Over the time she’s taught Promoting Your Content Online, Wallace says, she’s seen students’ ideas become more ambitious and developed—and she’s kept up with past students who are still using what they learned in her class after graduating.
For Steven Li (CAS’26), the class has offered a chance to set ambitious goals. Li got into specialty coffee when he was looking for a way to distract himself after his dog died. He quickly became fascinated with roasting, cupping, tasting, and packaging coffee beans—but he found that information on how to get involved with those things wasn’t easy to come by.
“What I’m doing right now is sharing this knowledge about specialty coffee, because coffee is quite a mystery to people who don’t understand it,” Li says. “I want to share what I find interesting.”
While he has yet to select a name for his business, Li says the class encouraged him to start sharing Instagram stories educating his followers about specialty coffee. Since doing so, he’s seen a big increase in the number of people reading his stories, and he’s planning to make video content explaining his process.
For his final class project, the computer science major created a website. With Wallace’s advice, Li is using artificial intelligence to help him code a website from scratch, and he hopes that by bringing people to his site he’ll be able to hire a team to help him run his business long-term.
For Wallace, it doesn’t matter what ventures her students bring to the class. She’s excited about their passions and helping them see that they can get started on their own.

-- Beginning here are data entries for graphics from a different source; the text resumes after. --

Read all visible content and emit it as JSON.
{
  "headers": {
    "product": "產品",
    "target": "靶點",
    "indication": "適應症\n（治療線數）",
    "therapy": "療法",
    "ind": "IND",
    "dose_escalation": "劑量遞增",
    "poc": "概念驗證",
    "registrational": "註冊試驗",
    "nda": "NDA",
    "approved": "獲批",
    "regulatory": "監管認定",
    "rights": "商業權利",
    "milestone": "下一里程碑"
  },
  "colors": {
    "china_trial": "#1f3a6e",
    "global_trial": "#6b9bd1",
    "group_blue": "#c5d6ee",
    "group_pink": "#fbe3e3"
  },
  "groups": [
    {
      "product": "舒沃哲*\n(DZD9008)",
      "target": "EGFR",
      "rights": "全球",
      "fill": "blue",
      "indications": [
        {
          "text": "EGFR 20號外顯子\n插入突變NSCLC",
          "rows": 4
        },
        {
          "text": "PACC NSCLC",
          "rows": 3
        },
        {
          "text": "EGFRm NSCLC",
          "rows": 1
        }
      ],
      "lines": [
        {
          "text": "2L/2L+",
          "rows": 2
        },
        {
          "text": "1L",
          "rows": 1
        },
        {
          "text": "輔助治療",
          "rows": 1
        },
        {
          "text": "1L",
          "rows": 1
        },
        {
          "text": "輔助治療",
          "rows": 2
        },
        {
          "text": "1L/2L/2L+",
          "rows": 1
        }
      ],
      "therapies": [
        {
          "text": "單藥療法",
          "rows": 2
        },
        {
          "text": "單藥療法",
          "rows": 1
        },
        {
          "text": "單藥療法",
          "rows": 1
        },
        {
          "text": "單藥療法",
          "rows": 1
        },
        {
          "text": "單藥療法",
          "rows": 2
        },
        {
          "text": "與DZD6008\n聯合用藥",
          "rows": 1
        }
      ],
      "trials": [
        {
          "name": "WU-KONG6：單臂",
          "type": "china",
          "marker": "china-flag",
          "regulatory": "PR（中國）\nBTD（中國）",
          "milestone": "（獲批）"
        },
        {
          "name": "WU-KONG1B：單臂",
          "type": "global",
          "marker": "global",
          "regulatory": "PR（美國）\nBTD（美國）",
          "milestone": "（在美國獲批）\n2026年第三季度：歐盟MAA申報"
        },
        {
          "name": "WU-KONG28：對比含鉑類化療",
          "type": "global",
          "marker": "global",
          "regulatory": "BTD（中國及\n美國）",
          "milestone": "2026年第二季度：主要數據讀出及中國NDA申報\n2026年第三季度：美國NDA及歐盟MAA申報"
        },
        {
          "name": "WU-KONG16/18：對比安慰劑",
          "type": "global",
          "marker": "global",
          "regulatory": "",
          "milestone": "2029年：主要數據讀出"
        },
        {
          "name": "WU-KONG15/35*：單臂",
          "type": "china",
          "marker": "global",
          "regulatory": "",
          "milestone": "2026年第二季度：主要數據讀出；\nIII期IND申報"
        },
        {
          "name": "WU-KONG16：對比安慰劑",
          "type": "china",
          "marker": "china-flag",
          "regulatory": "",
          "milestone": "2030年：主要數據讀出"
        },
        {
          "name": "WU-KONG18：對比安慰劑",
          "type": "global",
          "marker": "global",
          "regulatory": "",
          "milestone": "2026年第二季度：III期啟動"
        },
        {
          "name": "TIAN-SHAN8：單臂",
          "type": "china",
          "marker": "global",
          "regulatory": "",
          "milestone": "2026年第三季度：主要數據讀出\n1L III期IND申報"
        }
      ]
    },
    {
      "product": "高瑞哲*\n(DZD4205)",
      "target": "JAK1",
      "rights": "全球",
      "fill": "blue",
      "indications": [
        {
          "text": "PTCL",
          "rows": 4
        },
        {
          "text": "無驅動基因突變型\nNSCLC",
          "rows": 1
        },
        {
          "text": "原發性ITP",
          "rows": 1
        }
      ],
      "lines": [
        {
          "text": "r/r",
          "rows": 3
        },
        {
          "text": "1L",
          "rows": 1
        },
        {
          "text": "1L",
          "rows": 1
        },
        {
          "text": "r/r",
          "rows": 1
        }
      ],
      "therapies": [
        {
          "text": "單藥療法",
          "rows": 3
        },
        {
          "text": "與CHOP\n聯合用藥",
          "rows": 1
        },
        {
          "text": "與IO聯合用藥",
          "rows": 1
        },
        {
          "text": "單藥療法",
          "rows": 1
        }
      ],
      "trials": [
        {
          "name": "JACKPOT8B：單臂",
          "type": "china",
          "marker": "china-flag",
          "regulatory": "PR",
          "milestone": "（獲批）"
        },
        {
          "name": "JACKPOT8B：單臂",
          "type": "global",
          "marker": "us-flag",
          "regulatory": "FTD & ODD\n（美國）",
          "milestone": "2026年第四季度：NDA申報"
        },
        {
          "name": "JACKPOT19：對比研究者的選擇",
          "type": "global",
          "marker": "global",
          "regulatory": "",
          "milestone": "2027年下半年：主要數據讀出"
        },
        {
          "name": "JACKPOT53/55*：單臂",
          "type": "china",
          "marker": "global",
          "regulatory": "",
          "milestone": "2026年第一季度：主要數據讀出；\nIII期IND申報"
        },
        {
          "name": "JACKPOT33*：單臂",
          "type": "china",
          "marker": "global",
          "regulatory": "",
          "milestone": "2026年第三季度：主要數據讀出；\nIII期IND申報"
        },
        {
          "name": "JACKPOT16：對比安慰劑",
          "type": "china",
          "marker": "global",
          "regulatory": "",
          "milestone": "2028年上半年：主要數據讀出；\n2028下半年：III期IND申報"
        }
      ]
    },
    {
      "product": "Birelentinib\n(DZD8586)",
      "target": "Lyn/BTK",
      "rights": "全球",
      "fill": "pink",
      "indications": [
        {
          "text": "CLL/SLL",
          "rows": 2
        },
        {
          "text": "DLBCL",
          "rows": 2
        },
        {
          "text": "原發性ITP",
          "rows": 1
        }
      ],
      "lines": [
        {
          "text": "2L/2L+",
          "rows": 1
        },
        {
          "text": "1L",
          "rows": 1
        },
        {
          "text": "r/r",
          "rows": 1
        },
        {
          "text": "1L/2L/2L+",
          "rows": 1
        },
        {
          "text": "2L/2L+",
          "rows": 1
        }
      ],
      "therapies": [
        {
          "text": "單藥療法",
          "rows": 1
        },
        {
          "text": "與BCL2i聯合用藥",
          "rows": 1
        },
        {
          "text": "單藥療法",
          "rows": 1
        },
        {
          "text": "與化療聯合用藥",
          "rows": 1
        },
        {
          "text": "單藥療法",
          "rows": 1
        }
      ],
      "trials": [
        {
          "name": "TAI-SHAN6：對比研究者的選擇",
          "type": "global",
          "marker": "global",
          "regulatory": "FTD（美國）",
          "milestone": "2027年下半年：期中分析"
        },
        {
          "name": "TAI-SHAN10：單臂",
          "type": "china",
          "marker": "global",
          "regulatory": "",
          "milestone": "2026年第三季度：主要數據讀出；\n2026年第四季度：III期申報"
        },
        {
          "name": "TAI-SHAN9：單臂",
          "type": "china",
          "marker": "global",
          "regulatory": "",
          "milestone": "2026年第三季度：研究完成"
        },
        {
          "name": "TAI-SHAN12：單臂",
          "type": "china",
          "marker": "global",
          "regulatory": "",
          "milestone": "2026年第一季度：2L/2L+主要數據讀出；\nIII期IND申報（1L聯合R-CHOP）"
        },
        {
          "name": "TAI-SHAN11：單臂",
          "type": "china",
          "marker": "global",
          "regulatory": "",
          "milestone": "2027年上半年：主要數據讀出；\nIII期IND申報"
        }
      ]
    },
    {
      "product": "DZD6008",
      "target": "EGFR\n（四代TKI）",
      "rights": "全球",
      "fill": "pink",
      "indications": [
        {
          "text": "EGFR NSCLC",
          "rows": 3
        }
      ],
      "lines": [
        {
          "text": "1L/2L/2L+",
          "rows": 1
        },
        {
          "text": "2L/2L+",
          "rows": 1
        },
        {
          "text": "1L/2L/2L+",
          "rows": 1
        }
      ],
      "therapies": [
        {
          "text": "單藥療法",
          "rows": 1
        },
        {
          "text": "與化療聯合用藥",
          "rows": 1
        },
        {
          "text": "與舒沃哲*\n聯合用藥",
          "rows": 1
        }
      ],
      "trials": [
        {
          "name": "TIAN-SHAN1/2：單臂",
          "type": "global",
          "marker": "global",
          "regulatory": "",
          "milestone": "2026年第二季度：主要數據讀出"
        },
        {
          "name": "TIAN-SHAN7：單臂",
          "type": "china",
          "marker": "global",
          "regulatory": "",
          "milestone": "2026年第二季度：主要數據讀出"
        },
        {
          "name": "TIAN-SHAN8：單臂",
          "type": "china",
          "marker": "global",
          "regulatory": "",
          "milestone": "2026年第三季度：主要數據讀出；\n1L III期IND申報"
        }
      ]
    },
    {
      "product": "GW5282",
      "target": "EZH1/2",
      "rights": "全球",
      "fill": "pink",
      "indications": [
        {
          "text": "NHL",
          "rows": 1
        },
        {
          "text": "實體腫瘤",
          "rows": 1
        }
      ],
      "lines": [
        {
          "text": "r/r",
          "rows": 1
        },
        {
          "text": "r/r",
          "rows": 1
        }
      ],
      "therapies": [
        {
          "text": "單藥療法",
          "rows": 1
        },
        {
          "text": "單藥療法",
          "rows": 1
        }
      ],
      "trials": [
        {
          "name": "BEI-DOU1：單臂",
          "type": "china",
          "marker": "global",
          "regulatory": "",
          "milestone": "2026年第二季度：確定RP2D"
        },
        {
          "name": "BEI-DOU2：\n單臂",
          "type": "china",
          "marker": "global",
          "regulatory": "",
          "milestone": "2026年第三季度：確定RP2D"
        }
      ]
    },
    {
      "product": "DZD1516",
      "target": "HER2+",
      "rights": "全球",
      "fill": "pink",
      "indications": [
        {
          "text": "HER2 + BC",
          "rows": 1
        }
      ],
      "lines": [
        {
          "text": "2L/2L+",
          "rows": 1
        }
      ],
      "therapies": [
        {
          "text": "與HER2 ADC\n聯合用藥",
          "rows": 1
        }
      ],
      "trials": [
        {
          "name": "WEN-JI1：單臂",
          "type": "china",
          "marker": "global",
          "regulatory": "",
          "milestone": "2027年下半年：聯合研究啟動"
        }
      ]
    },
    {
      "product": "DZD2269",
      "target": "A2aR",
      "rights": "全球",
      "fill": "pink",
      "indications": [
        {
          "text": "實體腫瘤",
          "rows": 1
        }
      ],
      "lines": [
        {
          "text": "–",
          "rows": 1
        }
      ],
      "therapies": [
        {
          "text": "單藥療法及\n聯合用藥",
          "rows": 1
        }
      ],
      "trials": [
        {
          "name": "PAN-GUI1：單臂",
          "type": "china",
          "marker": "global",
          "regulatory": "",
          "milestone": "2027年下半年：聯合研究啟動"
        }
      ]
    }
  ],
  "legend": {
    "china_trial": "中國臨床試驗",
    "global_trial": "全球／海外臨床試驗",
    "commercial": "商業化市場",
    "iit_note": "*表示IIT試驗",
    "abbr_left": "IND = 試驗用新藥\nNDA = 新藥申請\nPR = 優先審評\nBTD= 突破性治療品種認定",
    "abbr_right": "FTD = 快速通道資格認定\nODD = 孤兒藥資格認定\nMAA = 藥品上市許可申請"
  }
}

With her background in game design, she’s always trying to gamify things, she says, another lesson students say they’ve taken away from the class. They made their presentations interactive, with quizzes and tests, which Wallace joined in on, and while students were in small groups for discussion, she’d throw in “wildcards”—new challenges for them to discuss.
At one point in class, screens around the classroom projected a question: “The future of the internet?”
And that’s a big one. But the subtext makes it more pointed—how will you keep your brand current when the internet can do more?
Wallace doesn’t promise to teach her students every single way they can create and promote their content online—that would be next to impossible. What she does instead is teach them how to think about their audiences and their content and encourage their creativity, so as the internet goes on changing, they go on adapting.
“Where there’s a screen, there’s the possibility to reach people through multiple channels. And so that, to me, is just something I want everyone to come away with,” Wallace says. “If you’re a creator and you’re inspired, just put your stuff out there and don’t be afraid…just throw it out there and connect with your audience, connect with people.”